Model performance evaluation method
We used AUC-ROC, AUC-PR, AUC, sensitivity, specificity and F1, which were commonly used in machine learning to evaluate and compare the model performance. SHAP was used to explain the model prediction results. To further evaluated the interpretability of the model, we invited six neurosurgeons and ICU physicians to score the prediction results of our model. The physicians scored the cut-off points of the significant indicators from Fig. 4c, and then offered values from their own medical perceptions. By comparing the results of model interpretation with the evaluation of physicians, we can make an objective clinical evaluation of the interpretable model.
The authors are accountable for all aspects of the work in ensuring that questions related to the accuracy or integrity of any part of the work are appropriately investigated and resolved.

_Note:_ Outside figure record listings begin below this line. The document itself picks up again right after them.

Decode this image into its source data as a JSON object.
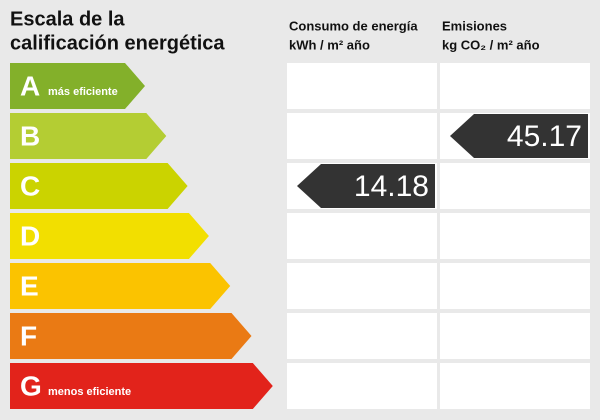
{
  "title_lines": [
    "Escala de la",
    "calificación energética"
  ],
  "columns": [
    {
      "heading": "Consumo de energía",
      "unit": "kWh / m² año",
      "grade": "C",
      "value": 14.18
    },
    {
      "heading": "Emisiones",
      "unit": "kg CO₂ / m² año",
      "grade": "B",
      "value": 45.17
    }
  ],
  "grades": [
    {
      "letter": "A",
      "color": "#83b02a",
      "note": "más eficiente"
    },
    {
      "letter": "B",
      "color": "#b4cd33"
    },
    {
      "letter": "C",
      "color": "#cbd300"
    },
    {
      "letter": "D",
      "color": "#f2df00"
    },
    {
      "letter": "E",
      "color": "#fbc300"
    },
    {
      "letter": "F",
      "color": "#ea7a14"
    },
    {
      "letter": "G",
      "color": "#e2231b",
      "note": "menos eficiente"
    }
  ]
}
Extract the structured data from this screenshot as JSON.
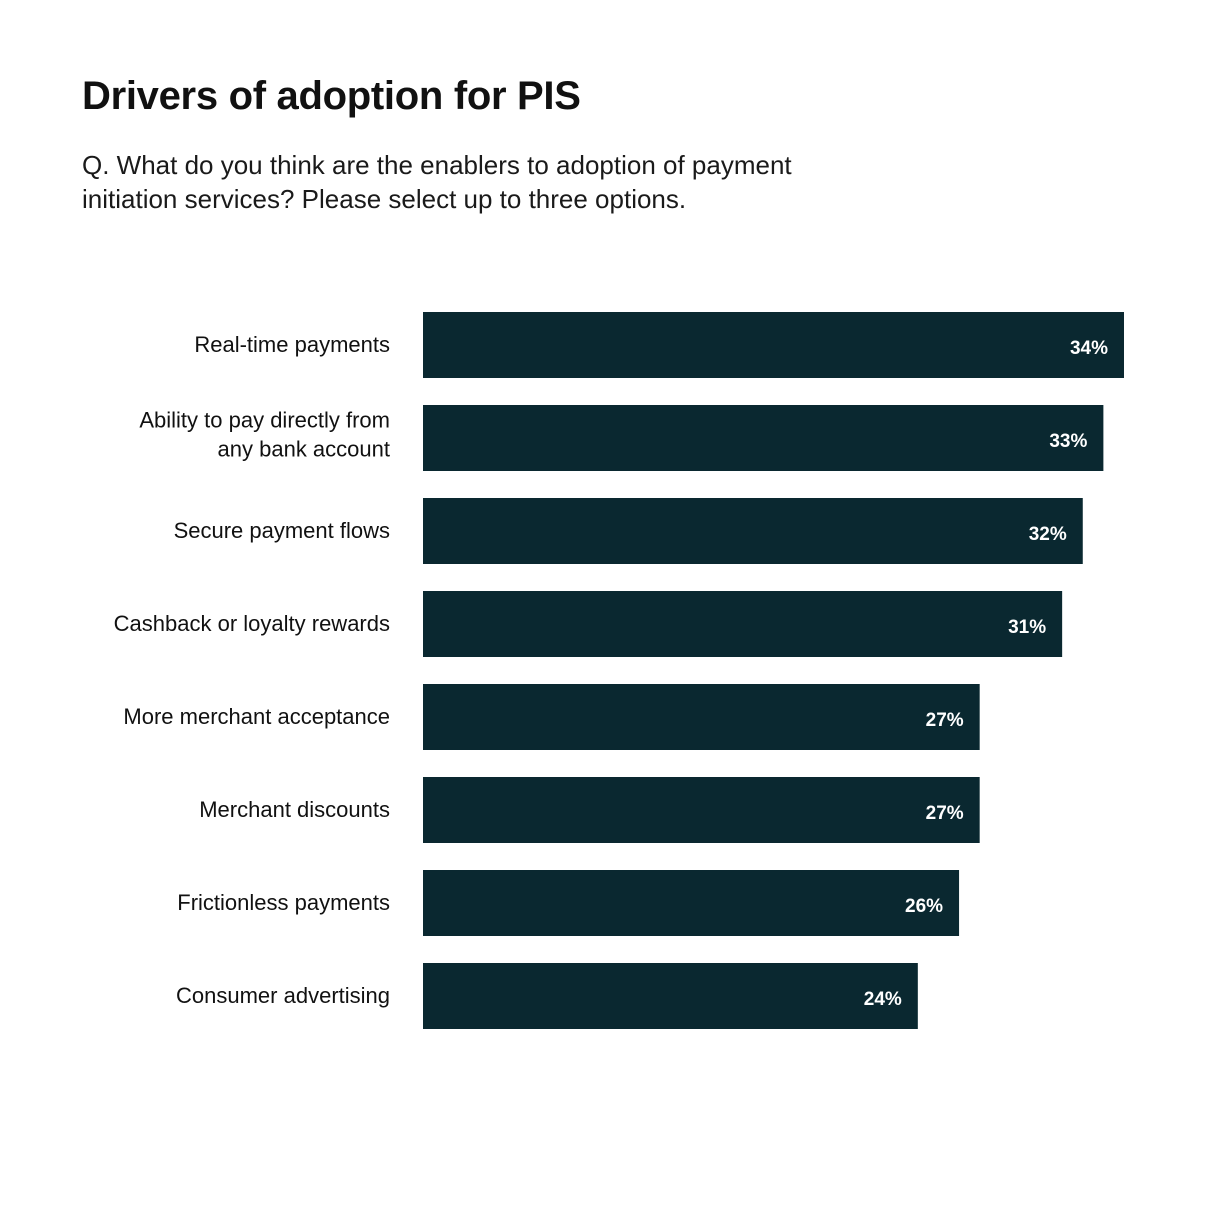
{
  "header": {
    "title": "Drivers of adoption for PIS",
    "subtitle": "Q. What do you think are the enablers to adoption of payment\ninitiation services?  Please select up to three options."
  },
  "colors": {
    "bar": "#0a2830",
    "value_text": "#ffffff",
    "label_text": "#111111",
    "background": "#ffffff"
  },
  "chart_data": {
    "type": "bar",
    "orientation": "horizontal",
    "categories": [
      "Real-time payments",
      "Ability to pay directly from\nany bank account",
      "Secure payment flows",
      "Cashback or loyalty rewards",
      "More merchant acceptance",
      "Merchant discounts",
      "Frictionless payments",
      "Consumer advertising"
    ],
    "values": [
      34,
      33,
      32,
      31,
      27,
      27,
      26,
      24
    ],
    "value_labels": [
      "34%",
      "33%",
      "32%",
      "31%",
      "27%",
      "27%",
      "26%",
      "24%"
    ],
    "unit": "%",
    "xlim": [
      0,
      34
    ],
    "grid": false,
    "legend": "none"
  }
}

The data used are from publicly available datasets.
The Institutional Review Board at the Beth Israel Deaconess Medical Center waived informed consent to the study because the project did not impact clinical care and all protected health information was deidentified. The study conformed to the provisions of the Declaration of Helsinki (as revised in 2013). The study protocol was approved by Beijing Institute of Technology.